Thursday, 17 July 2008

Thai Air Force set to evacuate Thais in Cambodia if tensions escalate

BANGKOK, July 17 (Xinhua) -- The Royal Thai Air Force aircraft are ready and standby to fly out Thai nationals living in Cambodiaif tensions flare over the disputed Thai-Cambodian border at the ancient Preah Vihear temple, Thai Air Chief Chalit Phukbhasuk said Thursday.

"If the situation worsens, the Air Force can assist on a 24-hour basis and can lift out Thai nationals to repatriate them within one hour. Officials are now well prepared for the operation," Chalit was quoted by the state-run Thai News Agency as saying.

He said concerned Thai security officials -- including Prime Minister Samak Sundaravej who also serves as defense minister, military commanders, the supreme commander and the permanent secretary for defense -- have conducted an ongoing discussion on ways to defuse the tensions.

He said Thais should refrain from intruding into the disputed area because it is dangerous.

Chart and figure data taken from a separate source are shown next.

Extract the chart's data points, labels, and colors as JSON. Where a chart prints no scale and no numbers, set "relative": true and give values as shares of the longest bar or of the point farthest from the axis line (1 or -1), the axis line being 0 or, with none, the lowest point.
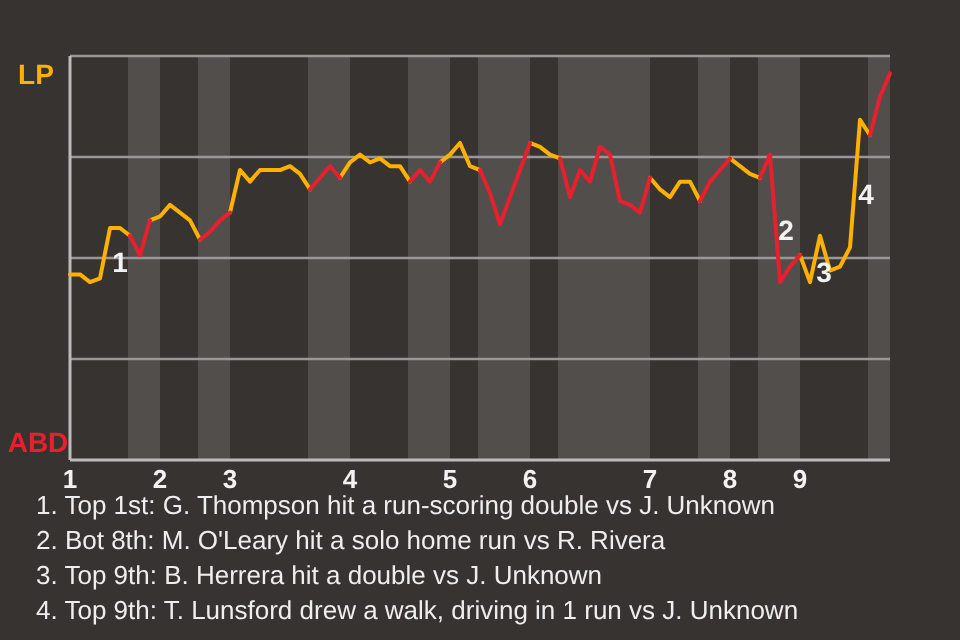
{
  "chart_data": {
    "type": "line",
    "relative": true,
    "categories": [
      "1",
      null,
      null,
      null,
      null,
      null,
      null,
      null,
      null,
      "2",
      null,
      null,
      null,
      null,
      null,
      null,
      "3",
      null,
      null,
      null,
      null,
      null,
      null,
      null,
      null,
      null,
      null,
      null,
      "4",
      null,
      null,
      null,
      null,
      null,
      null,
      null,
      null,
      null,
      "5",
      null,
      null,
      null,
      null,
      null,
      null,
      null,
      "6",
      null,
      null,
      null,
      null,
      null,
      null,
      null,
      null,
      null,
      null,
      null,
      "7",
      null,
      null,
      null,
      null,
      null,
      null,
      null,
      "8",
      null,
      null,
      null,
      null,
      null,
      null,
      "9",
      null,
      null,
      null,
      null,
      null,
      null,
      null,
      null,
      null
    ],
    "series": [
      {
        "color": "#ffb000",
        "values": [
          0.48,
          0.48,
          0.46,
          0.47,
          0.6,
          0.6,
          0.58,
          null,
          0.62,
          0.63,
          0.66,
          0.64,
          0.62,
          0.57,
          null,
          null,
          0.64,
          0.75,
          0.72,
          0.75,
          0.75,
          0.75,
          0.76,
          0.74,
          0.7,
          null,
          null,
          0.73,
          0.77,
          0.79,
          0.77,
          0.78,
          0.76,
          0.76,
          0.72,
          null,
          null,
          0.77,
          0.79,
          0.82,
          0.76,
          0.75,
          null,
          null,
          null,
          null,
          0.82,
          0.81,
          0.79,
          0.78,
          null,
          null,
          null,
          null,
          null,
          null,
          null,
          null,
          0.73,
          0.7,
          0.68,
          0.72,
          0.72,
          0.67,
          null,
          null,
          0.78,
          0.76,
          0.74,
          0.73,
          null,
          null,
          null,
          0.53,
          0.46,
          0.58,
          0.49,
          0.5,
          0.55,
          0.88,
          0.84,
          null,
          null
        ]
      },
      {
        "color": "#e8202e",
        "values": [
          null,
          null,
          null,
          null,
          null,
          null,
          0.58,
          0.53,
          0.62,
          null,
          null,
          null,
          null,
          0.57,
          0.59,
          0.62,
          0.64,
          null,
          null,
          null,
          null,
          null,
          null,
          null,
          0.7,
          0.73,
          0.76,
          0.73,
          null,
          null,
          null,
          null,
          null,
          null,
          0.72,
          0.75,
          0.72,
          0.77,
          null,
          null,
          null,
          0.75,
          0.69,
          0.61,
          0.68,
          0.75,
          0.82,
          null,
          null,
          0.78,
          0.68,
          0.75,
          0.72,
          0.81,
          0.79,
          0.67,
          0.66,
          0.64,
          0.73,
          null,
          null,
          null,
          null,
          0.67,
          0.72,
          0.75,
          0.78,
          null,
          null,
          0.73,
          0.79,
          0.46,
          0.5,
          0.53,
          null,
          null,
          null,
          null,
          null,
          null,
          0.84,
          0.94,
          1
        ]
      }
    ],
    "grid": "y",
    "annotations": [
      "LP",
      "ABD",
      "1",
      "2",
      "3",
      "4",
      "1. Top 1st: G. Thompson hit a run-scoring double vs J. Unknown",
      "2. Bot 8th: M. O'Leary hit a solo home run vs R. Rivera",
      "3. Top 9th: B. Herrera hit a double vs J. Unknown",
      "4. Top 9th: T. Lunsford drew a walk, driving in 1 run vs J. Unknown"
    ],
    "marker": "none",
    "line_style": "solid"
  }
}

ACM Chalit's remarks were made following reports that both Thailand and Cambodia had reinforced their troops at and near the competing claims to the approaches to the historic Preah Vihear temple, listed by UNESCO earlier this month as a World Heritage Site.

Both countries historically laid claim to the 11th century temple, which now sits on Cambodian soil following the action of the International Court of Justice which awarded the ancient temple to Cambodia in 1962. However, the temple can practicably only be accessed from Thailand.

However, the exact demarcation of the border around the ruins remains in contention.

The security situation around the temple deteriorated after three Thais, including a Buddhist monk, were briefly detained by Cambodian soldiers after surreptitiously crossing into the disputed border area on Tuesday. The trio were released the same day but refused to leave the 4.6 square kilometer disputed area adjoining the temple complex.

Thailand first issued a warning that travel to the vicinity of the temple be avoided, but later closed off access altogether within 10 kilometers of the temple.